Вскоре после уничтожения ящика у памятника Петру I на Сенатской площади, у самой решетки, где стоял часовой, появилась женщина. Одета она была прилично, даже богато — в теплый меховой салоп и атласный капор, из-под которого выглядывало красивое личико. Появилась она у памятника и простояла целый день, с утра до вечера.
Часовому на посту не полагается разговаривать. Он не спрашивал женщины, но будочник — или алебардщик, по-тогдашнему, — подошел и спросил, что ей нужно.
— Разве нельзя стоять? — скромно спросила она в свою очередь.
— Нет, стоять можно — место здесь общественное…
— Ну, вот я и стою…
Что с ней было делать?
И на другой день тот же будочник опять на том же месте увидел ту же, одетую в хороший меховой салоп, женщину. Она стояла тихо, скромно…
И на третий день то же самое.
Будочник доложил околоточному, что вот третий день-де стоит у памятника Петру I женщина, никаких предосудительных поступков не делает, но стоит. Околоточный велел позвать его, если она придет и на четвертый день.
Женщина пришла. Будочник сбегал к околоточному — тот явился к памятнику. Видит, стоит женщина, хорошо одетая, стоит смирно, и спрашивает ее:
— Что вам угодно?
— Это, — отвечает она, — я скажу не вам, а только тому, кто постарше вас.
Околоточный не обиделся, потому что, во-первых, личико у женщины было хорошенькое, а, во-вторых, одета она была хорошо. Махнул он рукой, ушел, но, видимо, заинтересовался.
— А что, барыня у памятника стоит? — спросил он на другой день у алебардщика.
Тот ответил, что стоит.
Околоточный доложил тому, кто был чином повыше его, что появилась у памятника Петру I женщина. Тот тоже полюбопытствовал.
Так стояла эта женщина недели уже две.

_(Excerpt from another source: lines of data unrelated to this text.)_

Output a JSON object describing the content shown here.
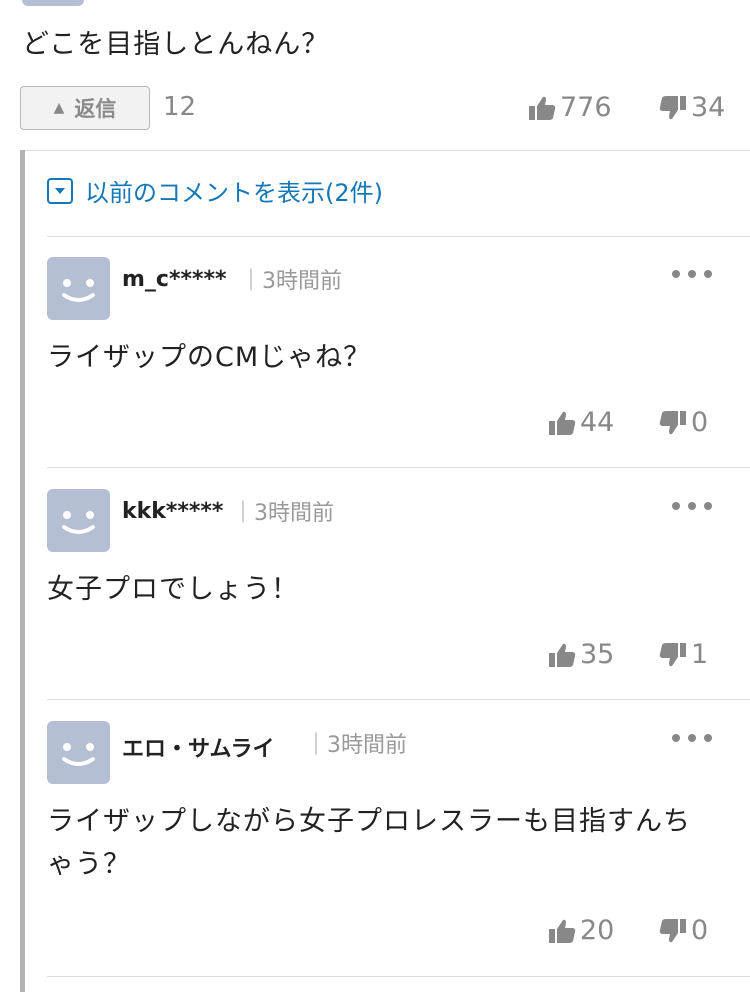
{
  "parent": {
    "text": "どこを目指しとんねん？",
    "reply_label": "返信",
    "reply_count": "12",
    "likes": "776",
    "dislikes": "34"
  },
  "thread": {
    "show_previous": "以前のコメントを表示(2件)"
  },
  "comments": [
    {
      "user": "m_c*****",
      "time": "3時間前",
      "text": "ライザップのCMじゃね？",
      "likes": "44",
      "dislikes": "0"
    },
    {
      "user": "kkk*****",
      "time": "3時間前",
      "text": "女子プロでしょう！",
      "likes": "35",
      "dislikes": "1"
    },
    {
      "user": "エロ・サムライ",
      "time": "3時間前",
      "text": "ライザップしながら女子プロレスラーも目指すんちゃう？",
      "likes": "20",
      "dislikes": "0"
    }
  ],
  "colors": {
    "link_blue": "#1478b8",
    "avatar_bg": "#b4bfd3",
    "muted_gray": "#888888"
  }
}
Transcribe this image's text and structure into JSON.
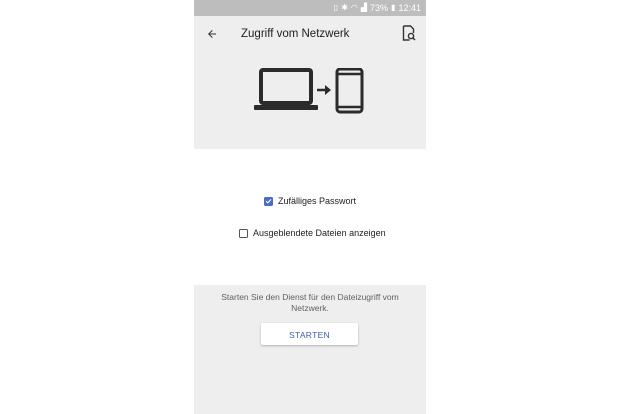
{
  "status_bar": {
    "battery": "73%",
    "time": "12:41",
    "icons": [
      "sim-icon",
      "bluetooth-icon",
      "wifi-icon",
      "signal-icon",
      "battery-icon"
    ]
  },
  "header": {
    "title": "Zugriff vom Netzwerk",
    "back_icon": "arrow-back-icon",
    "action_icon": "file-search-icon"
  },
  "illustration": {
    "icons": [
      "laptop-icon",
      "arrow-right-icon",
      "phone-icon"
    ]
  },
  "options": {
    "random_password": {
      "label": "Zufälliges Passwort",
      "checked": true
    },
    "show_hidden": {
      "label": "Ausgeblendete Dateien anzeigen",
      "checked": false
    }
  },
  "bottom": {
    "description": "Starten Sie den Dienst für den Dateizugriff vom Netzwerk.",
    "start_label": "STARTEN"
  },
  "colors": {
    "accent": "#4a6cc7",
    "header_bg": "#eeeeee",
    "status_bar_bg": "#bdbdbd",
    "button_text": "#3f5bb5"
  }
}
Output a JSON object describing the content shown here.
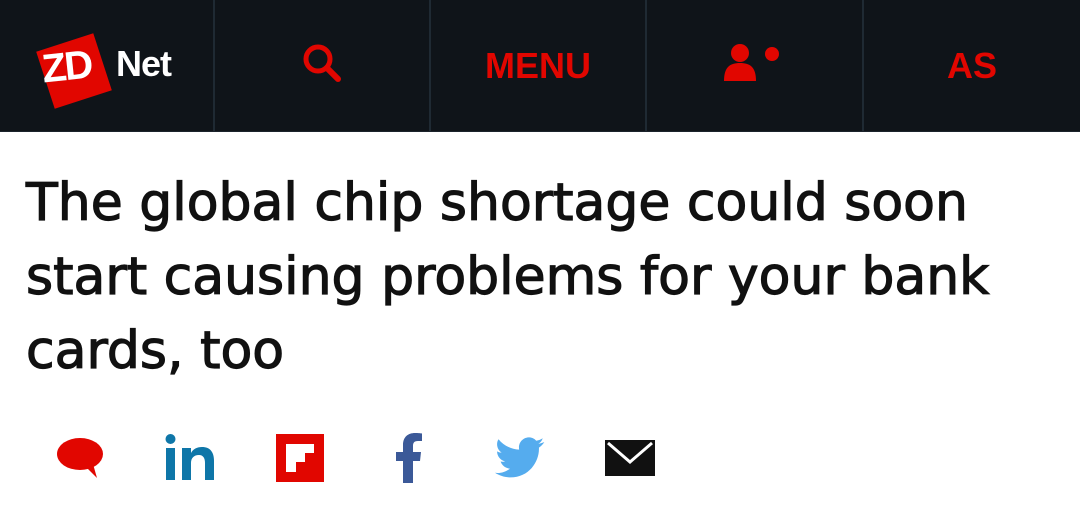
{
  "header": {
    "logo_text_zd": "ZD",
    "logo_text_net": "Net",
    "search_icon": "search-icon",
    "menu_label": "MENU",
    "user_icon": "user-icon",
    "edition_label": "AS",
    "brand_color": "#e10600",
    "background_color": "#0f1419"
  },
  "article": {
    "headline": "The global chip shortage could soon start causing problems for your bank cards, too"
  },
  "share": {
    "items": [
      {
        "icon": "comment-icon",
        "color": "#e10600"
      },
      {
        "icon": "linkedin-icon",
        "color": "#0e76a8"
      },
      {
        "icon": "flipboard-icon",
        "color": "#e10600"
      },
      {
        "icon": "facebook-icon",
        "color": "#3b5998"
      },
      {
        "icon": "twitter-icon",
        "color": "#55acee"
      },
      {
        "icon": "email-icon",
        "color": "#111111"
      }
    ]
  }
}
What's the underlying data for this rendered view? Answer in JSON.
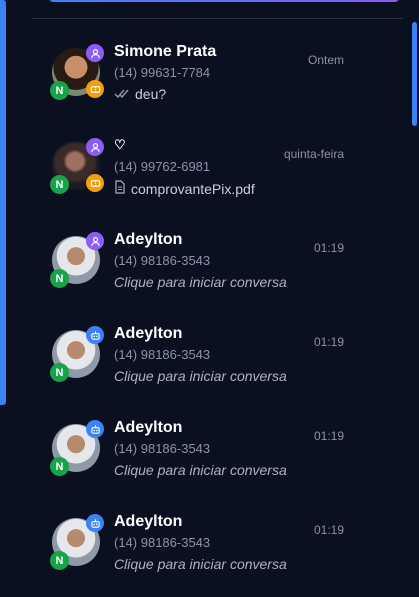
{
  "colors": {
    "background": "#0b1020",
    "accent": "#3b82f6",
    "user_badge": "#8b5cf6",
    "n_badge": "#16a34a",
    "ticket_badge": "#f59e0b"
  },
  "conversations": [
    {
      "name": "Simone Prata",
      "phone": "(14) 99631-7784",
      "time": "Ontem",
      "message": "deu?",
      "message_icon": "double-check-icon",
      "agent_icon": "user-icon",
      "channel_badge": "N",
      "extra_badge": "ticket-icon"
    },
    {
      "name": "♡",
      "phone": "(14) 99762-6981",
      "time": "quinta-feira",
      "message": "comprovantePix.pdf",
      "message_icon": "document-icon",
      "agent_icon": "user-icon",
      "channel_badge": "N",
      "extra_badge": "ticket-icon"
    },
    {
      "name": "Adeylton",
      "phone": "(14) 98186-3543",
      "time": "01:19",
      "message": "Clique para iniciar conversa",
      "agent_icon": "user-icon",
      "channel_badge": "N"
    },
    {
      "name": "Adeylton",
      "phone": "(14) 98186-3543",
      "time": "01:19",
      "message": "Clique para iniciar conversa",
      "agent_icon": "robot-icon",
      "channel_badge": "N"
    },
    {
      "name": "Adeylton",
      "phone": "(14) 98186-3543",
      "time": "01:19",
      "message": "Clique para iniciar conversa",
      "agent_icon": "robot-icon",
      "channel_badge": "N"
    },
    {
      "name": "Adeylton",
      "phone": "(14) 98186-3543",
      "time": "01:19",
      "message": "Clique para iniciar conversa",
      "agent_icon": "robot-icon",
      "channel_badge": "N"
    }
  ]
}
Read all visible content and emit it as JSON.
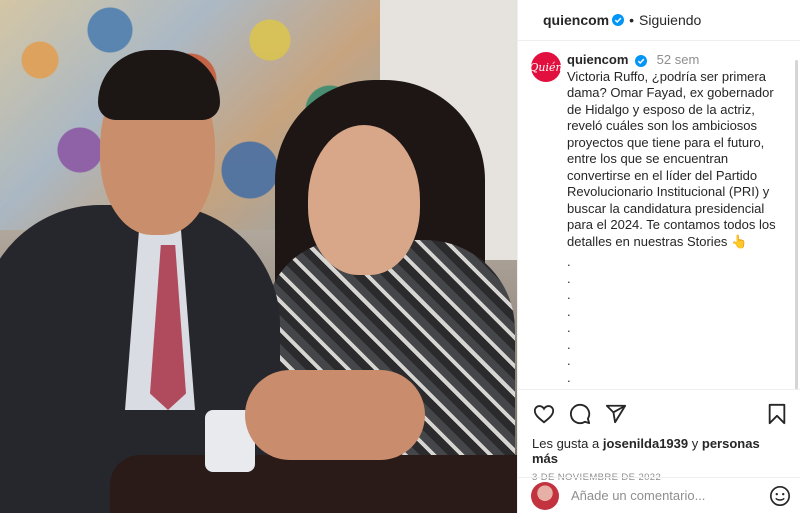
{
  "post": {
    "username": "quiencom",
    "follow_status": "Siguiendo",
    "avatar_text": "Quién",
    "time_ago": "52 sem",
    "caption": "Victoria Ruffo, ¿podría ser primera dama? Omar Fayad, ex gobernador de Hidalgo y esposo de la actriz, reveló cuáles son los ambiciosos proyectos que tiene para el futuro, entre los que se encuentran convertirse en el líder del Partido Revolucionario Institucional (PRI) y buscar la candidatura presidencial para el 2024. Te contamos todos los detalles en nuestras Stories 👆",
    "dots": [
      ".",
      ".",
      ".",
      ".",
      ".",
      ".",
      ".",
      "."
    ],
    "likes_prefix": "Les gusta a",
    "likes_user": "josenilda1939",
    "likes_connector": "y",
    "likes_others": "personas más",
    "date": "3 DE NOVIEMBRE DE 2022",
    "comment_placeholder": "Añade un comentario..."
  },
  "icons": {
    "verified": "verified-badge-icon",
    "like": "heart-icon",
    "comment": "comment-bubble-icon",
    "share": "paper-plane-icon",
    "save": "bookmark-icon",
    "emoji": "smiley-icon"
  },
  "colors": {
    "brand": "#e2103e",
    "verified": "#0095f6",
    "muted": "#8e8e8e",
    "text": "#262626"
  }
}
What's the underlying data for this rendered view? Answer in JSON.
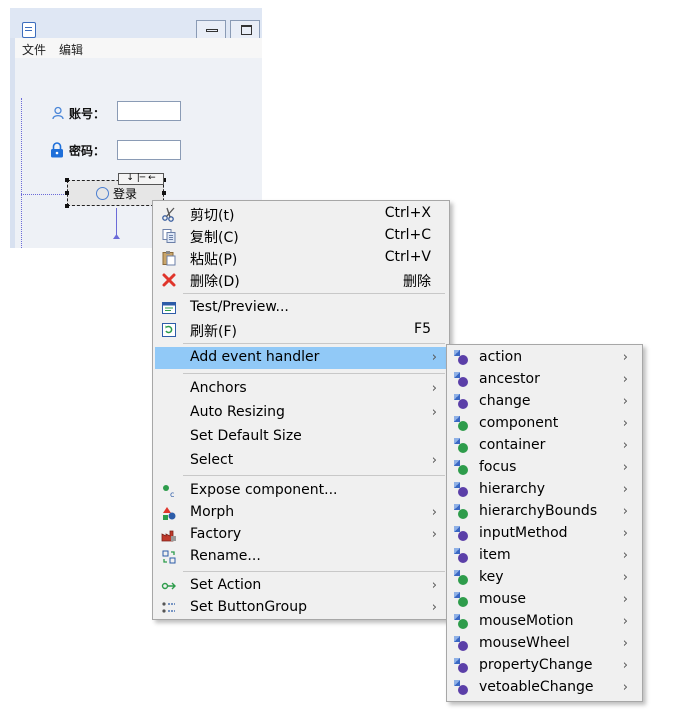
{
  "designer": {
    "menubar": [
      "文件",
      "编辑"
    ],
    "account_label": "账号：",
    "password_label": "密码：",
    "login_button": "登录"
  },
  "context_menu": {
    "items": [
      {
        "label": "剪切(t)",
        "shortcut": "Ctrl+X",
        "icon": "scissors-icon"
      },
      {
        "label": "复制(C)",
        "shortcut": "Ctrl+C",
        "icon": "copy-icon"
      },
      {
        "label": "粘贴(P)",
        "shortcut": "Ctrl+V",
        "icon": "paste-icon"
      },
      {
        "label": "删除(D)",
        "shortcut": "删除",
        "icon": "delete-icon"
      },
      {
        "label": "Test/Preview...",
        "shortcut": "",
        "icon": "preview-icon"
      },
      {
        "label": "刷新(F)",
        "shortcut": "F5",
        "icon": "refresh-icon"
      },
      {
        "label": "Add event handler",
        "shortcut": "",
        "icon": "",
        "submenu": true,
        "highlighted": true
      },
      {
        "label": "Anchors",
        "submenu": true
      },
      {
        "label": "Auto Resizing",
        "submenu": true
      },
      {
        "label": "Set Default Size"
      },
      {
        "label": "Select",
        "submenu": true
      },
      {
        "label": "Expose component...",
        "icon": "expose-icon"
      },
      {
        "label": "Morph",
        "submenu": true,
        "icon": "morph-icon"
      },
      {
        "label": "Factory",
        "submenu": true,
        "icon": "factory-icon"
      },
      {
        "label": "Rename...",
        "icon": "rename-icon"
      },
      {
        "label": "Set Action",
        "submenu": true,
        "icon": "action-icon"
      },
      {
        "label": "Set ButtonGroup",
        "submenu": true,
        "icon": "button-group-icon"
      }
    ]
  },
  "event_submenu": {
    "items": [
      {
        "label": "action",
        "kind": "interface"
      },
      {
        "label": "ancestor",
        "kind": "interface"
      },
      {
        "label": "change",
        "kind": "interface"
      },
      {
        "label": "component",
        "kind": "class"
      },
      {
        "label": "container",
        "kind": "class"
      },
      {
        "label": "focus",
        "kind": "class"
      },
      {
        "label": "hierarchy",
        "kind": "interface"
      },
      {
        "label": "hierarchyBounds",
        "kind": "class"
      },
      {
        "label": "inputMethod",
        "kind": "interface"
      },
      {
        "label": "item",
        "kind": "interface"
      },
      {
        "label": "key",
        "kind": "class"
      },
      {
        "label": "mouse",
        "kind": "class"
      },
      {
        "label": "mouseMotion",
        "kind": "class"
      },
      {
        "label": "mouseWheel",
        "kind": "interface"
      },
      {
        "label": "propertyChange",
        "kind": "interface"
      },
      {
        "label": "vetoableChange",
        "kind": "interface"
      }
    ]
  },
  "colors": {
    "highlight": "#91c9f7",
    "interface_icon": "#5b3fa8",
    "class_icon": "#2e9c4b"
  }
}
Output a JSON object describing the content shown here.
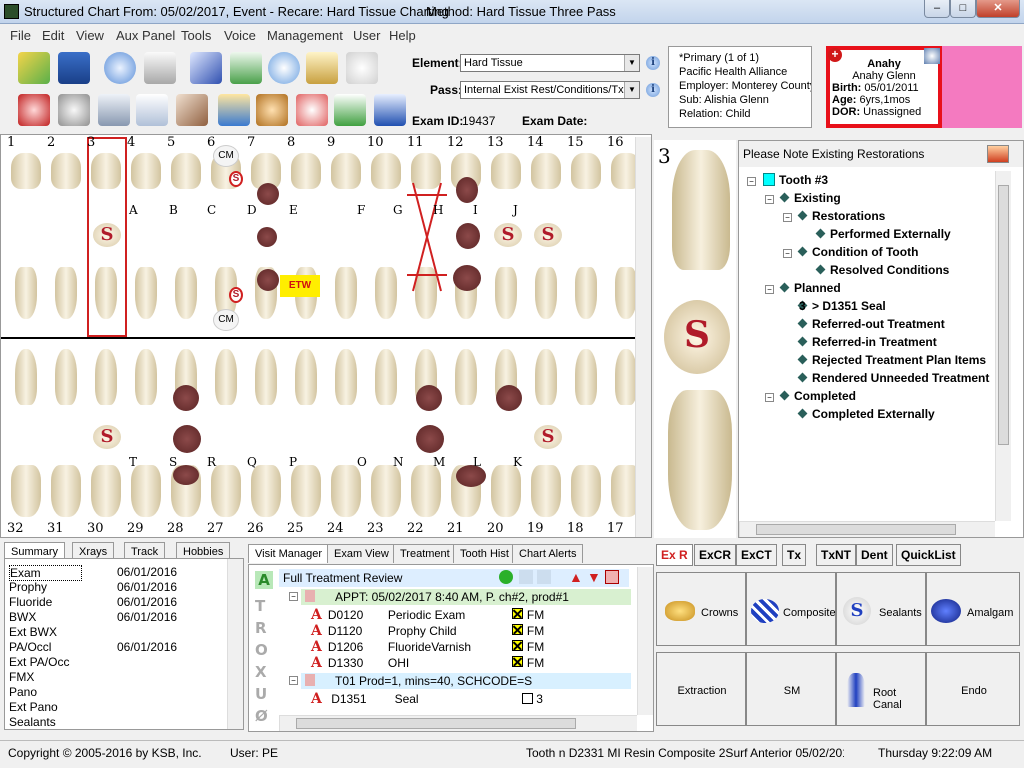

Доклад о ней наконец дошел до самого генерал-полицеймейстера.
— Прогнать! — приказал тот спервоначала.
Ему возразили, что прогонять не за что, так как женщина стоит, дурного ничего не делает, и притом личико у нее хорошенькое, а одета она прилично.
— Ну, хорошо, я сам съезжу, посмотрю! — согласился генерал-полицеймейстер.
Через несколько дней проезжает он мимо памятника, видит, как ему было доложено, стоит женщина в меховом салопе у решетки. Вышел он из саней, подошел к ней и спросил:
— Что вам угодно, сударыня?
— Это, — говорит женщина, поглядев на него, — я скажу одному только государю.
— Государя так нельзя видеть, сударыня, — отвечает он. — Ступайте домой.
— А разве нельзя здесь стоять? Ведь тут место общественное!
Генерал-полицеймейстер пожал плечами:
— Стойте, если угодно!..
Женщина опустила голову и осталась стоять.
Генерал-полицеймейстер велел в ежедневных рапортах между прочим доносить ему, стоит ли женщина у памятника Петру. Ему стали ежедневно доносить, что стоит.
Раз как-то случилось, что на докладе, когда государь был в хорошем расположении духа, генерал-полицеймейстер рассказал ему, что стоит-де у памятника Петру вот уже несколько времени женщина, прилично одетая, и хочет рассказать что-то, но только ему одному, государю. Государь велел привести ее к нему.
И вот однажды рано утром явился к памятнику генерал-полицеймейстер и нашел женщину в салопе на обычном ее месте. Он взял ее и сам повел во дворец.